Analysts: in 2023, the Estonian economy will remain at the level of the previous year
According to official statistics, the Estonian economy was characterized by a recession at the end of 2022, and GDP shrank by 1.3%. The catering and hospitality industry recovered from the pandemic and showed good results.
A less optimistic picture is in the real estate market, energy, and agriculture. Here, compared to 2021, there has been a decrease in activity.

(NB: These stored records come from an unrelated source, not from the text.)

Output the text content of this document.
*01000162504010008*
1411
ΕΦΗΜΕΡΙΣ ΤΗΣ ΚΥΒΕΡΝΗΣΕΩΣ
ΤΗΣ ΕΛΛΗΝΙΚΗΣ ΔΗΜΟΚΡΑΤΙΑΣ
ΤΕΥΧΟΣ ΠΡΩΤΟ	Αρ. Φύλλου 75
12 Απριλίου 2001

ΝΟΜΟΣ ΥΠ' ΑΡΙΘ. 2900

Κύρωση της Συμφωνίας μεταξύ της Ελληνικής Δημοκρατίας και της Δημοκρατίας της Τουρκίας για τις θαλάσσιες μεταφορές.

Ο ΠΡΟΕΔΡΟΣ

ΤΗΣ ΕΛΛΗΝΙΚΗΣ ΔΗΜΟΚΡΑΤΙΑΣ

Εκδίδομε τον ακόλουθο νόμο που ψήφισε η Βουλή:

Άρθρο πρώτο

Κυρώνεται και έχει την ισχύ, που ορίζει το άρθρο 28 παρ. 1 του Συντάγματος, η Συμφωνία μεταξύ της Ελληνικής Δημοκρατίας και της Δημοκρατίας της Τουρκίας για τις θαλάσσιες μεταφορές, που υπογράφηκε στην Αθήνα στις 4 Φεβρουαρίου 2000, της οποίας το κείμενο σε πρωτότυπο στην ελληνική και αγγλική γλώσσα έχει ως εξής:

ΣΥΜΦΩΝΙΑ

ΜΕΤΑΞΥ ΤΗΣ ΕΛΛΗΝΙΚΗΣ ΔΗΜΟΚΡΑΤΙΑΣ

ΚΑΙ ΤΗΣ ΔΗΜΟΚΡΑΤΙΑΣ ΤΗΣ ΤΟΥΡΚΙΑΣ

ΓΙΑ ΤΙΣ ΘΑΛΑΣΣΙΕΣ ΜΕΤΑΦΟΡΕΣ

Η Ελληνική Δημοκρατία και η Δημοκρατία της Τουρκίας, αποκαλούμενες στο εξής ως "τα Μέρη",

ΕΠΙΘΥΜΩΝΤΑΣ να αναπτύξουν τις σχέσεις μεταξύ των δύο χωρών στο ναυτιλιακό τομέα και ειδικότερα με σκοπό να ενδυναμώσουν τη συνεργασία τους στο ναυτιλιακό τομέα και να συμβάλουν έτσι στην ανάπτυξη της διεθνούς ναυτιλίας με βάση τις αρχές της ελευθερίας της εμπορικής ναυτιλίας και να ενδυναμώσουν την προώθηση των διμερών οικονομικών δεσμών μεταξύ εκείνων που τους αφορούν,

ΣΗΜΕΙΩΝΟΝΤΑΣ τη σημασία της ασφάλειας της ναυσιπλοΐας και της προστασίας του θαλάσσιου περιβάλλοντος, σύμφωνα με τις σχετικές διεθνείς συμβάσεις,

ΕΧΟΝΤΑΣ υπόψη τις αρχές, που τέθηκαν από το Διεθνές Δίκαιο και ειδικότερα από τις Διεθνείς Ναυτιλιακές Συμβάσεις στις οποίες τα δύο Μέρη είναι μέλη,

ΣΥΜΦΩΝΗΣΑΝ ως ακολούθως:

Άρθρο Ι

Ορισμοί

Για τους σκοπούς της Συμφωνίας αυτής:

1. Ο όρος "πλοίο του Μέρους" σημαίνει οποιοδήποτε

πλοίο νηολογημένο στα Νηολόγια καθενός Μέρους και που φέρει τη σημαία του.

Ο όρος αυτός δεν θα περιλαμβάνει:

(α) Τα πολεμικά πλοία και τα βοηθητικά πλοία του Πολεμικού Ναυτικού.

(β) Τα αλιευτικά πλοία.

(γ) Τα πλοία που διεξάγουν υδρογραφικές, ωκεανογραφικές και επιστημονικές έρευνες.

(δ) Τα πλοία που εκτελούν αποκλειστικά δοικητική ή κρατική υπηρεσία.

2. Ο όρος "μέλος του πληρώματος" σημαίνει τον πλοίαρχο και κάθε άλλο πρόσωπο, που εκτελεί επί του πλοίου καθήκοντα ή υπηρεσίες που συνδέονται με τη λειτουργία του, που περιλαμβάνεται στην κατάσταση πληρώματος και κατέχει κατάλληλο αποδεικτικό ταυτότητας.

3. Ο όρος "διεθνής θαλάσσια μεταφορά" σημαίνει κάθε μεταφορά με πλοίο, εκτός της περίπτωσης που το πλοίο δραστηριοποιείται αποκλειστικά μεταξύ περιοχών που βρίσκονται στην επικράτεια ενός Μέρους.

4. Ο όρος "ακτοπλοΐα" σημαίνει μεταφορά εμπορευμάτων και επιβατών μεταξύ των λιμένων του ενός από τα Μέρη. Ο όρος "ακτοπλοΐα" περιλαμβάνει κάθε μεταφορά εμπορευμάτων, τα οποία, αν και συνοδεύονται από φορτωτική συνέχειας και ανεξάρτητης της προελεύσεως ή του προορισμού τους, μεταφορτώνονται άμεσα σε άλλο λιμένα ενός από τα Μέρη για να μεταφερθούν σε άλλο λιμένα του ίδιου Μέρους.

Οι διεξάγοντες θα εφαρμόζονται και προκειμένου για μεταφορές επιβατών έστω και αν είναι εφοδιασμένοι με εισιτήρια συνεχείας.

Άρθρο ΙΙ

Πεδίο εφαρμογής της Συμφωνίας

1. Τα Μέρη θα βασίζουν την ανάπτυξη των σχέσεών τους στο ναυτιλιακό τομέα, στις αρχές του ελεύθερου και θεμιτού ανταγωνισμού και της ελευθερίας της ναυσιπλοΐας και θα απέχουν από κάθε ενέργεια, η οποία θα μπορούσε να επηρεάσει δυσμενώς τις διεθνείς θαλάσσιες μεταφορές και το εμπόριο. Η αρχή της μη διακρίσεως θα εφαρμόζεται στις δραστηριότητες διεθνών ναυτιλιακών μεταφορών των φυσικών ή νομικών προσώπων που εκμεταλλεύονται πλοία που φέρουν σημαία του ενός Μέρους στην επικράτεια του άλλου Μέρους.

A similar situation is in the financial sector and trade.
Private consumption showed an increase of 2.6%. The volume of consumption in the government segment has remained unchanged since 2021. Investments in Estonia decreased by 10.9% over the past period. Export growth and imports increased by 5.8%. However, last year’s net exports remained negative. Imports exceeded sales of Estonian products to the world market.The 4th quarter was the worst for the country’s economy. According to its results, the drop in GDP amounted to 4.1% or 10 billion euros in cash. Growth was observed in some sectors, including agriculture. The entertainment industry, hospitality, and catering services showed promising results. The public administration sector also managed to maintain growth.
The most significant declines were in the information services, manufacturing, and communications industries. Activity has also decreased in the science and technology sector, which plays a major role in the Estonian economy.
As for the forecast for 2023, Swedbank analysts have lowered expectations about the economic situation in Estonia. In their opinion, we should expect a decline in GDP by 0.4%. Earlier, experts said about the growth of 0.5%. The country’s economy will not grow this year. Its development will resume in 2024: economic growth is projected at 3%.
Inflation in Estonia was at 19.4% in 2022. In the current period, it is projected to decline to 9.2% and in 2024 to 2.5%. The first half of 2023 is characterized by a downturn in the economy due to decreasing demand on both domestic and global markets. The food and accommodation sectors will be a good stimulus for growth in the second half of 2023. Thanks to a slowdown in inflation, the purchasing power of household incomes can be expected to increase. Swedbank also forecasts increased demand for Estonian products from importers, which will positively affect the industrial sector. Overall, we can talk about the easing price pressure in 2023; however, visible results of economic improvement should not be expected in 2024.